A figure of far-left militancy in the 1970s (and half-brother of Jean-Jacques Goldman), Pierre Goldman was assassinated at only 35 years old, on September 20, 1979, without the perpetrators of this crime ever being found. It was when he discovered about twenty years ago his autobiography (published in 1976), Obscure memories of a Polish Jew born in France, that Cédric Kahn had the idea of ​​devoting a film to him, fascinated both by the incandescence and the troubled personality of the character. And rather than embrace his whole (short) life, he chose to focus on a moment. The highly publicized 1975 trial, where he appeared as accused of four armed robberies – including one that resulted in the deaths of two female pharmacists – when he claimed his innocence in the latter case and was sentenced to imprisonment criminal at first instance. A moment of rocking in his journey. The one where in a few weeks, defended by Georges Kiejman (remarkably camped by Arthur Harari, co-screenwriter of the last Palme d’Or), he will become the icon of a whole section of the intellectual left, that very one (Simone Signoret, Maxime Le Forestier or the Sartre-De Beauvoir couple in the lead) who led an intensive media campaign for a new verdict to take place.

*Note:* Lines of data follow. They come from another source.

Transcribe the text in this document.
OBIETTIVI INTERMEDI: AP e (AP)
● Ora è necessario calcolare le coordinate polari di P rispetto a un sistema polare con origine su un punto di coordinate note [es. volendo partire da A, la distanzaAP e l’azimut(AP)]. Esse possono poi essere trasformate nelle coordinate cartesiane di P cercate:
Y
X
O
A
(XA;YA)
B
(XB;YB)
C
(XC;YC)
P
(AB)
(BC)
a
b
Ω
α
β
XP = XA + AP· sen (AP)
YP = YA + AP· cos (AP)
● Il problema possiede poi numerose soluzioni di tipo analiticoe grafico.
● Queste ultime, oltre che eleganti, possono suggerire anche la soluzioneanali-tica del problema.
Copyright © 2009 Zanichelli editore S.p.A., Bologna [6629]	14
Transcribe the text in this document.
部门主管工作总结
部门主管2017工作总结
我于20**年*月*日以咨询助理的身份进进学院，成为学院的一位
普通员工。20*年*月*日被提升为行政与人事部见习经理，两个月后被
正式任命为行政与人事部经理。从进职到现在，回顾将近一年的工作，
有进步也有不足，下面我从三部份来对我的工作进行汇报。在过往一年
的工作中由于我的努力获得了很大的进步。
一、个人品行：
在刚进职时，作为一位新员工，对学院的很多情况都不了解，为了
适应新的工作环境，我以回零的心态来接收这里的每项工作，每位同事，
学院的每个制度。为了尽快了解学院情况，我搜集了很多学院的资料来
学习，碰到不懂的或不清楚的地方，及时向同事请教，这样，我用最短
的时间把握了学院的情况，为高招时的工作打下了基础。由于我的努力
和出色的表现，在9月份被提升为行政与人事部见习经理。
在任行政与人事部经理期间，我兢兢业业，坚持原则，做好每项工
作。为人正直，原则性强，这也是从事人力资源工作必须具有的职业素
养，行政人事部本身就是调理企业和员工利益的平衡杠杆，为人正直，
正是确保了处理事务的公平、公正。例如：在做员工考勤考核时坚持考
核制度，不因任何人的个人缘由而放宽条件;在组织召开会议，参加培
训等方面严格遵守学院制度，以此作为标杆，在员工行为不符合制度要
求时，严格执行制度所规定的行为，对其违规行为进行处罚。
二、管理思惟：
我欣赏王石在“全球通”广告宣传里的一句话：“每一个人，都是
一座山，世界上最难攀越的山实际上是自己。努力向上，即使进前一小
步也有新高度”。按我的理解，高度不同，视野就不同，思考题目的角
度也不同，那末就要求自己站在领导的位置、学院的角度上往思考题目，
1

And Kahn has here the rich idea of ​​going to the end of his logic. Never to leave the court (except for an opening scene that is masterful in its way of laying the foundations and the stakes for what is to follow), not to get lost in flashbacks of re-enactment of the court which would have necessarily given a clue (or indicated a bias) as to whether or not Goldman was guilty. And in the image ofAnatomy from a fall, he also signs a major trial film by placing us spectators in the uncomfortable position of the juror, torn between constantly contradictory testimonies. And leaving all the room to its main interpreter Arieh Worthalter (the father of Girl), in an interpretation of a tightrope walker balancing on a tightrope, as impressive in the repressed rage as in the explosive expression of his character’s convictions which go far beyond his personal case. Look no further for the favorite for the next César for Best Actor

In theaters September 27

The duo of the day: Anaïs Demoustier-Vincent Lacoste in time to love

Friends in life, Anaïs Demoustier and Vincent Lacoste had already shared the posters of Two sons by Felix Moati and Smoking makes you cough by Quentin Dupieux. In 2022, it was even she who presented him with the César for best supporting role on the Olympia stage, which he obtained for Lost Illusions. In time to love, they camp for more than 20 years, from the Liberation to the 1960s, a waitress in a hotel-restaurant by the sea and a rich and cultivated student, both bearers of buried secrets, which go little by little to little reappear over the course of their turbulent love story. At the helm of this feature film, Katell Quillévéré ventures into romantic melodrama with a capital M and R, never backing down from the emotions it arouses but, conversely, celebrating them, pushing the sliders to the maximum. And relies for this on the slaughter, the accuracy, the finesse of its performers capable of holding their characters without bending through the times and the terrible blows of fate, with a particular work on the precision of the physical game which allows to rediscovering a Lacoste away from its usual job.